= 1927 Gold Coast general election =

General elections were held in Gold Coast in August 1927, the first direct elections in the territory.

==Background==
The Guggisberg constitution was promulgated in May 1925, and provided for a 30-member Legislative Council with 16 official members and 14 unofficial members. Of the 14 unofficial members, three were Europeans appointed by the Governor to represent banking, mercantile and shipping interests, and two were Europeans elected by the Chamber of Commerce and Chamber of Mines. The remaining nine unofficial members were Africans, six of which were elected by the Provincial Councils (three by the Eastern Province Council, two by the Central Province Council and one by the Western Province Council) and three members representing the three municipalities of Accra, Cape Coast and Sekondi. Western Province Council refused to elect its member, who was substituted by Nana Ofori Atta from the Eastern Province by the Governor.

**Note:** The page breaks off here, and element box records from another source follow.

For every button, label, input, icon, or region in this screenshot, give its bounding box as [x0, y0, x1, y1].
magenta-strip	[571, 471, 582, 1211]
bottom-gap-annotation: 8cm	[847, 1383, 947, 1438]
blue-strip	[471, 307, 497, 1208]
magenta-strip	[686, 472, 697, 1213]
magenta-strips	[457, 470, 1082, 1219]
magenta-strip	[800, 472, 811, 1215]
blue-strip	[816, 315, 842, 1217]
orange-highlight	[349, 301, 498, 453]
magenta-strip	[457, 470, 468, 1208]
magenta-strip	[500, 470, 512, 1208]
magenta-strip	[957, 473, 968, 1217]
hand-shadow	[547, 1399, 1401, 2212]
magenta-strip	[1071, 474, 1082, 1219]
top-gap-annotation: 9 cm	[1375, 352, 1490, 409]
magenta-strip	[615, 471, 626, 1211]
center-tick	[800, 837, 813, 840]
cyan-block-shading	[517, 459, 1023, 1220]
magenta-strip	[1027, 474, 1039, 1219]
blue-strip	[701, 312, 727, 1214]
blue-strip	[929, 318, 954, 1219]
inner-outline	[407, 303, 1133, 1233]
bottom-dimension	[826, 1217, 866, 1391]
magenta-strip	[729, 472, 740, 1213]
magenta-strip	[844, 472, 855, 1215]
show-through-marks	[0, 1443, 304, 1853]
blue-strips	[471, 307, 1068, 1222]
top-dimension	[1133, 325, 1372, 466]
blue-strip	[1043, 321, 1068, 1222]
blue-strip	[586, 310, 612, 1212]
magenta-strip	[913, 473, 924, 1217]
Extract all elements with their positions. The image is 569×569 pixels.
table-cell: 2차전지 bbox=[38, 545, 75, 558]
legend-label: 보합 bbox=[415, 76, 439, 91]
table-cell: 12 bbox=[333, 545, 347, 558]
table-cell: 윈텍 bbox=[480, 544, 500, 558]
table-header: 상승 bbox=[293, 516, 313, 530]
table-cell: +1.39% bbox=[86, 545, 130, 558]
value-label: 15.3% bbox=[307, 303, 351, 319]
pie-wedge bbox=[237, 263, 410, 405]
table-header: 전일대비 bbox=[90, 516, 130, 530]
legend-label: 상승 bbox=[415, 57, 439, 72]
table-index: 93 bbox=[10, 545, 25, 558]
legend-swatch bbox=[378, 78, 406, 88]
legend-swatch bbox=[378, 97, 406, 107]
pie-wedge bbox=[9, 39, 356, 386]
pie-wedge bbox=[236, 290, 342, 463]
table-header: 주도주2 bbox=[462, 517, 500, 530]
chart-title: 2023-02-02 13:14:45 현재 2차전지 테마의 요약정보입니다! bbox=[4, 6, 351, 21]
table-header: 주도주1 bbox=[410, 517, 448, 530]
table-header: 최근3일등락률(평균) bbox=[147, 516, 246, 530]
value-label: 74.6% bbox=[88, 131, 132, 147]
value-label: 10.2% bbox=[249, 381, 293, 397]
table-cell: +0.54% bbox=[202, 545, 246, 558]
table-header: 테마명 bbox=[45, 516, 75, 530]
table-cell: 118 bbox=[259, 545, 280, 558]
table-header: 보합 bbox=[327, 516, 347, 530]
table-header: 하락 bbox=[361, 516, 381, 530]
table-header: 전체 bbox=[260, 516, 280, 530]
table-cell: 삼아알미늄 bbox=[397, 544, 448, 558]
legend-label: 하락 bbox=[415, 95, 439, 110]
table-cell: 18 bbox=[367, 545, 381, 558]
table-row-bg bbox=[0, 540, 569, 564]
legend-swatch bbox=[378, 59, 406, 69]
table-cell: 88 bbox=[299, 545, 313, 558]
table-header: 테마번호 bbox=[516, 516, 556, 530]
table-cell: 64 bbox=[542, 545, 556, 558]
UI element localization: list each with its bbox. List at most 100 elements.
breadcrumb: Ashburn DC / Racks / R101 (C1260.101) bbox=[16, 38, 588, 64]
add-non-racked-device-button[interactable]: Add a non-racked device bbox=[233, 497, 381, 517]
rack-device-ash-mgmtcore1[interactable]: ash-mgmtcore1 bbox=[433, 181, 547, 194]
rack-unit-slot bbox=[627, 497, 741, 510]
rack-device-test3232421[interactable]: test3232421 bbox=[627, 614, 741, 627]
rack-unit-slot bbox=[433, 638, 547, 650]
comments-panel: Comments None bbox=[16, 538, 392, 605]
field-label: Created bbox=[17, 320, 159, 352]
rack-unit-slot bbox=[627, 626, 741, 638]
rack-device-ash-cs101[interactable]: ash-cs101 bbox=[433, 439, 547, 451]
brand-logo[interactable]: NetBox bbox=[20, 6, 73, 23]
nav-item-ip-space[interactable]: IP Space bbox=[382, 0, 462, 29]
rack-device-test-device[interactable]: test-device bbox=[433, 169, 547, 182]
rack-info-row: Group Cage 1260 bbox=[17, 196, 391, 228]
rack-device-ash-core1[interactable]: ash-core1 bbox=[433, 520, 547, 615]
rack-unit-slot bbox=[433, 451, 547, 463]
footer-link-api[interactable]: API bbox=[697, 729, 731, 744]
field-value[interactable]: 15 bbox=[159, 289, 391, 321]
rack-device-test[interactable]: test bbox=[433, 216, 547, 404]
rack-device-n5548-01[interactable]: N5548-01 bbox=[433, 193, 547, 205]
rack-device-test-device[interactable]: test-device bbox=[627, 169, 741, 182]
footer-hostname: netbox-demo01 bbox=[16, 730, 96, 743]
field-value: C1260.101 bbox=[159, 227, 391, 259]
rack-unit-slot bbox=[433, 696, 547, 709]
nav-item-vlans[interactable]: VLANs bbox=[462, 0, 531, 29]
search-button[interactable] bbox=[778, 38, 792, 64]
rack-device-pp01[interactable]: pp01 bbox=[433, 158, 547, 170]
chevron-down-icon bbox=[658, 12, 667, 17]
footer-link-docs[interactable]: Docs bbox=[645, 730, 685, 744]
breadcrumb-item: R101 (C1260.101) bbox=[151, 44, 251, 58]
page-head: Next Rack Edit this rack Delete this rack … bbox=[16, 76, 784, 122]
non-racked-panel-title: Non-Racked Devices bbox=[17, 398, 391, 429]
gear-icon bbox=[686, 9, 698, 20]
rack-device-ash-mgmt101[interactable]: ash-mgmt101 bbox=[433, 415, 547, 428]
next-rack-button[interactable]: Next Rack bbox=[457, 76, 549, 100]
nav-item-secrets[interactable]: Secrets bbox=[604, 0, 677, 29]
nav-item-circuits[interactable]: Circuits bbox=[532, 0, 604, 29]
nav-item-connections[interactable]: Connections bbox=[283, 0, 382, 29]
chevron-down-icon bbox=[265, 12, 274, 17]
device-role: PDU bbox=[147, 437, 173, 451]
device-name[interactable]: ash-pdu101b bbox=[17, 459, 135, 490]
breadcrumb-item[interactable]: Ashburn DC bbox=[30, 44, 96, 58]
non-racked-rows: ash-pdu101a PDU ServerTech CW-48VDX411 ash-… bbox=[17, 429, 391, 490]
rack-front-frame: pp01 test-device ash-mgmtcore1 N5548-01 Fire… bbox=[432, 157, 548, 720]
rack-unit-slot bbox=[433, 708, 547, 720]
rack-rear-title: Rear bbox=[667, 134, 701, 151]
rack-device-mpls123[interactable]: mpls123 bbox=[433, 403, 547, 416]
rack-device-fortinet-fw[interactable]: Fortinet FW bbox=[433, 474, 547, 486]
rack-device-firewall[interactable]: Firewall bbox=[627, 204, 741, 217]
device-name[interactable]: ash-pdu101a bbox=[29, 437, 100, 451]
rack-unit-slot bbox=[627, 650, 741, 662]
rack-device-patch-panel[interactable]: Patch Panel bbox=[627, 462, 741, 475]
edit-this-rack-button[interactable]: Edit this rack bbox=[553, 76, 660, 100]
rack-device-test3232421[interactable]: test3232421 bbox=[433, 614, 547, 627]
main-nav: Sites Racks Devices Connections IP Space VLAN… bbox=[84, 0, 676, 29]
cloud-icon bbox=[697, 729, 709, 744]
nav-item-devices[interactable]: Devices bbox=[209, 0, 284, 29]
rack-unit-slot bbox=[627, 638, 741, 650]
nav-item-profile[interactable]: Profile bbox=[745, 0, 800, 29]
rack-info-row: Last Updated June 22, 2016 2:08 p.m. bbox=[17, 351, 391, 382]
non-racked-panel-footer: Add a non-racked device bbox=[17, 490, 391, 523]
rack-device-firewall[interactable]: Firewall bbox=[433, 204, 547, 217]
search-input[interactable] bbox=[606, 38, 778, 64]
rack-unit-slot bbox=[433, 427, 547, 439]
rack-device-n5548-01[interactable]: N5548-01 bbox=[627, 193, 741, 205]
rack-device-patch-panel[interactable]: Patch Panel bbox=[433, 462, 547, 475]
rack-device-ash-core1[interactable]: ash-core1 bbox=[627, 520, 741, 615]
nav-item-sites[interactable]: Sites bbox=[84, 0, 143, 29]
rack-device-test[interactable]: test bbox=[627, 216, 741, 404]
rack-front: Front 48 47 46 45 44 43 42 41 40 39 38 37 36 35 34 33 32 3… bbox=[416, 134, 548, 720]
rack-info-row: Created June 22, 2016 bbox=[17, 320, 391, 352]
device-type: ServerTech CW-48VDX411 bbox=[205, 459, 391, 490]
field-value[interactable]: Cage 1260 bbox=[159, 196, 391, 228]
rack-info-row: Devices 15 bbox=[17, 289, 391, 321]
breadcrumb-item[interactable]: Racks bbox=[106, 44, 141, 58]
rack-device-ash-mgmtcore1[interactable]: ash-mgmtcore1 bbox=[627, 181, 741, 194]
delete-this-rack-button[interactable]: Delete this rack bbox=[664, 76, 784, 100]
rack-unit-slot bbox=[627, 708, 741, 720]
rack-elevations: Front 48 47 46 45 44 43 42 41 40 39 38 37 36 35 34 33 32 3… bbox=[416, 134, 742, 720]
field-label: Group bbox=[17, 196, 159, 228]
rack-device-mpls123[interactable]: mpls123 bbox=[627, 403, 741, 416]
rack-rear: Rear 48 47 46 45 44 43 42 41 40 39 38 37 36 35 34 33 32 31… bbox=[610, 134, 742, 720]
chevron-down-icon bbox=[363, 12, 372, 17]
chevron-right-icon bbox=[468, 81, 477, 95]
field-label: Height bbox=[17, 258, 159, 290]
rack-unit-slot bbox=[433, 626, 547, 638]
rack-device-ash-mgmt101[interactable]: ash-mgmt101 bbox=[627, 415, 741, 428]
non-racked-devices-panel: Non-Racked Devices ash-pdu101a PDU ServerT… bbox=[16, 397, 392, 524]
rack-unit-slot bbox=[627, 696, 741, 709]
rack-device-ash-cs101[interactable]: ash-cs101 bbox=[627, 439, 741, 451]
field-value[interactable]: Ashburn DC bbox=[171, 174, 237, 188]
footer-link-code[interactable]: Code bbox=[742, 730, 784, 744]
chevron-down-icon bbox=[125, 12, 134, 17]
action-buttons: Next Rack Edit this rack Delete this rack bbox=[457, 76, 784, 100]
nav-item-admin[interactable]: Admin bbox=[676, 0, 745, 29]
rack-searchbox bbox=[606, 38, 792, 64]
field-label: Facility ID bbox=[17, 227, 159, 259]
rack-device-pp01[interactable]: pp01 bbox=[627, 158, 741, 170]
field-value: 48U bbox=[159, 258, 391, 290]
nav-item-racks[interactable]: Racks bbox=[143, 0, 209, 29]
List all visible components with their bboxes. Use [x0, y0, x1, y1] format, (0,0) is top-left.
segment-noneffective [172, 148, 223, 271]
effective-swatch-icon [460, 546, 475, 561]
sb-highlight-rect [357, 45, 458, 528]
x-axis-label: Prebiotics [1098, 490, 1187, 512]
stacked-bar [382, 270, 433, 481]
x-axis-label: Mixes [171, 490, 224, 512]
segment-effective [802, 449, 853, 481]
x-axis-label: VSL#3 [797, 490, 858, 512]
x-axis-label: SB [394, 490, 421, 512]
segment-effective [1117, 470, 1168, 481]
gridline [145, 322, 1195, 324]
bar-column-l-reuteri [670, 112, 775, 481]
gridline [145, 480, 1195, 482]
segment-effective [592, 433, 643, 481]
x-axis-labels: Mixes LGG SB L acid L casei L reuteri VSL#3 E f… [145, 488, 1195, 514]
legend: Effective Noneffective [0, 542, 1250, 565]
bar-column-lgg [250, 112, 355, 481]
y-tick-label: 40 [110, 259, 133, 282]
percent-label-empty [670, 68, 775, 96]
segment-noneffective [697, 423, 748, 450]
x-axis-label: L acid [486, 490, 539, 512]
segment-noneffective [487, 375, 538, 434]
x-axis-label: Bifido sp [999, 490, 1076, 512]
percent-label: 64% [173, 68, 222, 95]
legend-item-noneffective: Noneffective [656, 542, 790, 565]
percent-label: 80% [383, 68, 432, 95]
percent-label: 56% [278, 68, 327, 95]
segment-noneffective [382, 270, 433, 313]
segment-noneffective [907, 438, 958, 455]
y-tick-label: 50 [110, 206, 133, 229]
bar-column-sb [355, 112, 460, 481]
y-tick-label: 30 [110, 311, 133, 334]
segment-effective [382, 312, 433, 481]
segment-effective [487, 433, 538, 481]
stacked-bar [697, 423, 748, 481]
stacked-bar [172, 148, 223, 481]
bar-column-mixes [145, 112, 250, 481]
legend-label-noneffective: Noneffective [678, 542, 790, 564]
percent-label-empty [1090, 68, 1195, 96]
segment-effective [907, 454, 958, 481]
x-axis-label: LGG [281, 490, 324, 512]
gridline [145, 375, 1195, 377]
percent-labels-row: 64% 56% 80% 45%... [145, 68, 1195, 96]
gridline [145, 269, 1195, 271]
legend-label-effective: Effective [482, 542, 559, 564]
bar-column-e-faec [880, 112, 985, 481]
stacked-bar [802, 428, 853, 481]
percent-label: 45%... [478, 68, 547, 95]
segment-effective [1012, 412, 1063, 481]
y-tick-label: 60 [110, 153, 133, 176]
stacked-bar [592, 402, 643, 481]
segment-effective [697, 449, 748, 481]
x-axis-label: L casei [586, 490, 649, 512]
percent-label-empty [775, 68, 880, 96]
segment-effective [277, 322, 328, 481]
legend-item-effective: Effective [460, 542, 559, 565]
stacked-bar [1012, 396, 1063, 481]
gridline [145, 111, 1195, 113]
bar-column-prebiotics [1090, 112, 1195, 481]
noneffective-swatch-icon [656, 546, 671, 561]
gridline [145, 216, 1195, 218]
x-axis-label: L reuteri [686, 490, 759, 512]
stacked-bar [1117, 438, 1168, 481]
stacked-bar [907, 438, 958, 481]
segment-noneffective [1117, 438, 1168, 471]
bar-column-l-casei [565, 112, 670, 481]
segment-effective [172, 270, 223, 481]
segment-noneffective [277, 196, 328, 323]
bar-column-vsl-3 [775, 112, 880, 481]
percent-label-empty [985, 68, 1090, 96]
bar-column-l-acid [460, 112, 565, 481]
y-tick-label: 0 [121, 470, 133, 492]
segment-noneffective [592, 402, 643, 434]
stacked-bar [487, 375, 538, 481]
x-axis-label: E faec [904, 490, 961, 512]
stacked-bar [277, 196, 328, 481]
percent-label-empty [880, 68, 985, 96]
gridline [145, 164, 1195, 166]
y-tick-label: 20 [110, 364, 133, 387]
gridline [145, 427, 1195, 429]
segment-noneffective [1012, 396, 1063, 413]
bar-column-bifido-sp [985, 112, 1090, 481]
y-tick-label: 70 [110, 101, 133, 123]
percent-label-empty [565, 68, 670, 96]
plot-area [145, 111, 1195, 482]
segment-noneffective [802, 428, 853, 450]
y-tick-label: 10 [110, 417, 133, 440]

In 1927 the constitution was amended to allow for the three municipal representatives to be directly elected. However, the franchise was severely limited, with only 1,816 people registered to vote in Accra from a population of 40,000, and 672 in Sekondi (less than 2% of the town's population).

==Campaign==
Having initially been opposed to the limited electoral representation, moderate African leaders agreed to participate in the elections following a meeting between the Governor and J. E. Casely Hayford, F. V. Nanka-Bruce and John Glover Addo. However, Kobina Sekyi and the Cape Coast branch of the Gold Coast Aborigines' Rights Protection Society (ARPS) continued to refuse to participate. Although Casely Hayford attempted to have Henry van Hien nominated as a candidate in Cape Coast, this was opposed by the local Omanhene and the ARPS, and no candidate was forthcoming.

Prior to the elections, Casely Hayford attempted to form organisations to support himself and his followers. In Accra, the contest was effectively between the National Congress of British West Africa and the ARPS. Several former members of Congress formed the Accra Ratepayers Association in June 1927 with Glover Addo as their candidate. From the ARPS side, A. W. Kojo Thompson (who had been appointed to the Legislative Council in 1926) ran as the Mambii Party candidate, supported by the Mantsemei. However, Thompson's support was weakened by the breakaway Asere Kowulu Non-Party Society, which nominated K. Quartey-Papafio as a protest by the Asere people against Kojo Thompson's selection. Although Quartey-Papafio was not a serious contender in the election, his main aim was to take votes from Kojo Thompson. Neither major candidate had a manifesto, with the campaign instead focusing on their character. Ratepayers member Nanka-Bruce used his newspaper The Gold Coast Independent to denounce Thompson and the Mambii Party.

In Sekondi the Sekondi Municipal Electors Association was formed in June to discuss politics and educate voters. It proposed five candidates, but only two opted to contest the elections – Casely Hayford and George James Christian, a barrister who had immigrated from the West Indies. The main campaign issues were the candidates' political experience, their support from Europeans, and Christian's nationality. Christian used the campaign slogan 'Christian in name, sympathy and attitude.

==Results==
In Accra, Glover Addo was elected with 380 votes, defeating Kojo Thompson (238 votes) and Quartey-Papafio (147 votes); 765 of the 1,816 registered voters participated. In Sekondi, Casely Hayford easily defeated Christian by 146 votes to 25.

When elections were eventually held in Cape Coast in 1928, Kobina Arku Korsah of the Ratepayers Association was returned unopposed. The Omahene and Sekyi filed a petition against the election, claiming it was not valid without his support. However, the judge ruled that the case "should never have been brought to this court".

==Aftermath==
Casely Hayford died in 1930. In the subsequent by-election, Christian defeated Roland Crowther Nicol by 90 votes to 57.